Zwei Schulen unter einem Dach

Bauzustand
31.10.2016

Dem Büro fasch&fuchs.ZT-gmbh gelang es, mit dem Neubau der Bundesschule Seestadt Aspern in Wien zwei Schulen unter ein Dach zu bringen. Eine 28-klassige allgemeinbildende höhere Schule (AHS) und eine 13-klassige berufsbildende Schule für rund 1.100 Schüler finden in einem sehr kompakten und doch großzügig wirkenden Baukörper Platz.
Bauzustand
Bauzustand

Am Bildungscampus der Seestadt Aspern, in unmittelbarer Nachbarschaft zum 2015 errichteten Neubau mit Kindergarten, Ganztagsvolksschule und einem Sonderpädagogischen Zentrum von Thomas Zinterl, direkt am Hannah-Arendt-Park gelegen, entsteht derzeit der von fasch&fuchs entworfene Neubau der Bundesschule Seestadt Aspern. Der dreigeschoßig gestaffelte und teilweise eingegrabene Baukörper orientiert sich mit seinen Freiflächen und Terrassen nordwestlich in Richtung Park. Die Erschließung des Gebäudes kann neben dem Hauptzugang über den Maria-Trapp-Platz und vom Süden her erfolgen, da die Schule über keine herkömmliche Zentralgarderobe verfügt. Dies ist Teil eines neuartigen pädagogischen Konzeptes mit innovativem Raumkonzept, welches vom Bildungsministerium gemeinsam mit dem Österreichischen Institut für Schul- und Sportstättenbau (ÖISS) entwickelt wurde. Beide Schulen können so in einem Gebäude unter einer Schulleitung vereint werden.

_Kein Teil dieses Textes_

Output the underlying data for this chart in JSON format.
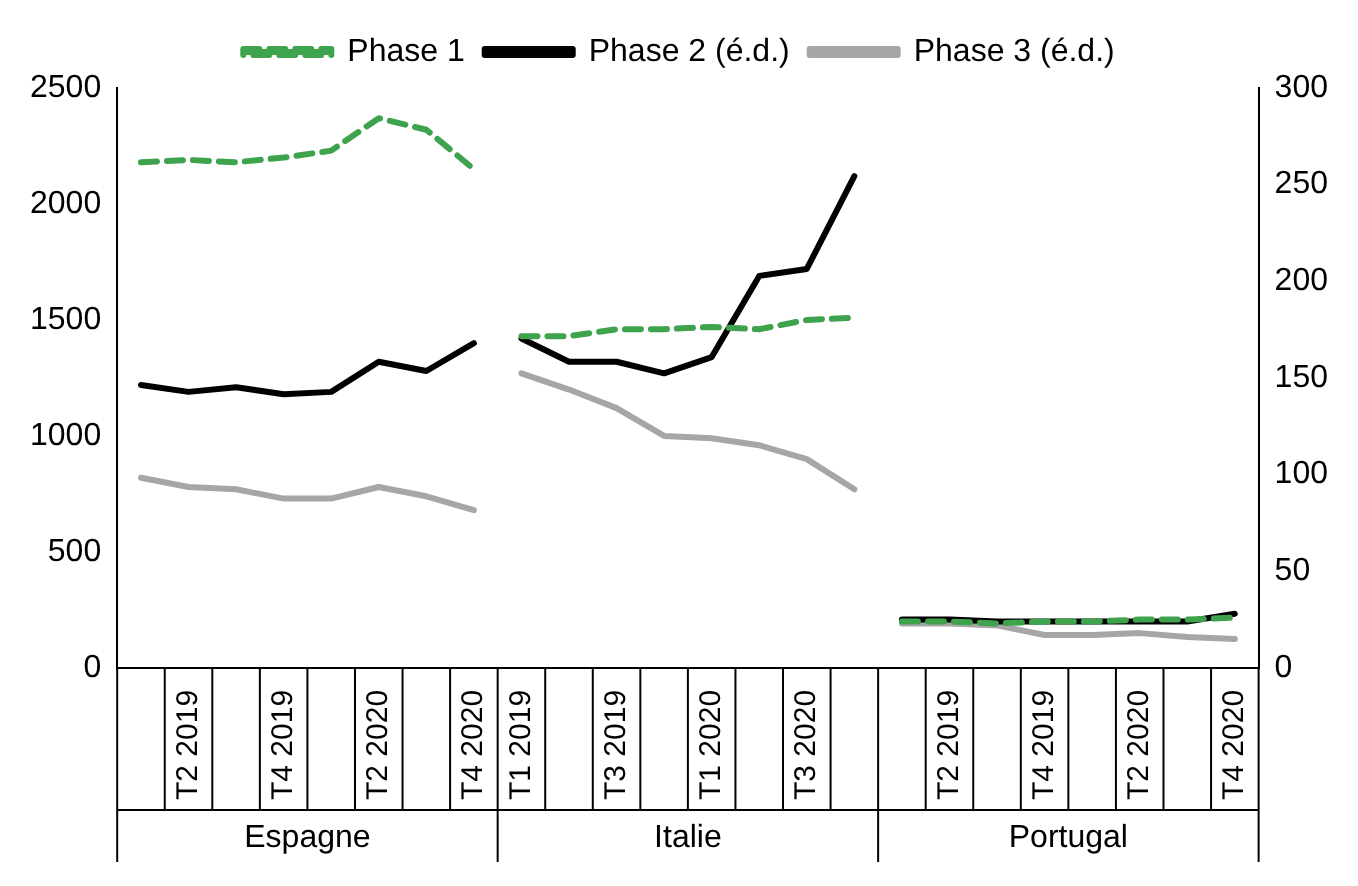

Während sich die Klassen der berufsbildenden Schule im Erdgeschoß als Großraumbüro mit Besprechungsraum strukturieren, ist die AHS nach dem Cluster- und Departmentsystem organisiert. Das Stammklassenprinzip im Clustersystem für die AHS Sekundarstufe 1 (Unterstufe) im 1. Obergeschoß beinhaltet vier Klassen, die um eine offene Lernzone gruppiert sind. Durch Schiebeelemente lassen sich die Klassen großzügig zu den Lernzonen hin öffnen. Im Departementsystem der Sekundarstufe 2 (Oberstufe) im 2. Obergeschoß verfügen die Schüler über keine eigene Stammklasse mehr, sondern sie gehen zum jeweiligen Department, wo u. a. Sprachen, Naturwissenschaften usw. gelehrt werden. Diese sind einzelnen Lehrern mit eigenem Arbeitsplatz zugeordnet. Die „Homebase“ der Sekundarstufe 2 dient als Lern-, Rückzugs- und Aufenthaltsraum der Oberstufenschüler. Sowohl die Lehrerbereiche als auch die Cluster und Homebases verfügen über direkte Zugänge zu den begrünten Freibereichen, Bewegungsflächen und Freiklassen auf Terrassen und umlaufenden Balkonen. 

Der Entwurf

Ausgehend von der Idee einer grünen Stadt wurde die Schule städtebaulich als flache zwei- bis dreigeschoßige, terrassierte Landschaft konzipiert, bei der vor allem die Blickbeziehungen und die Durchwegung des Gebäudes als wesentliche Entwurfsparameter genannt werden können. Entlang der Nord-Süd-Achse erstreckt sich im Erdgeschoß die nach oben hin offene Aula, von der aus Blickbeziehungen nach oben sowie über die allgemeinen Bereiche durch das gesamte Gebäude, über Atrium und Turnsäle hinweg, in den westlich gelegenen Freiraum bis hin zum Park möglich sind. Korrespondierend zu den Blickbeziehungen steht die hohe Aufenthaltsqualität der Aula: Die zentrale und markant vorgefertigte Stahlbetontreppe im Zentrum des Erdgeschoßes kann als Sitzarena multifunktional für Veranstaltungen aller Art, als Treffpunkt für die Schüler oder als Aufenthaltsfläche genutzt werden. An die Aula, die an der Schnittstelle zwischen öffentlichem Raum und Schule liegt, sind die Bereiche der Bibliothek, Mehrzweckraum, Speisesaal sowie Lehrräume zur externen Nutzung angegliedert. Diese Räume öffnen sich zusätzlich zum hügeligen Bambus-Schulwäldchen im Atrium.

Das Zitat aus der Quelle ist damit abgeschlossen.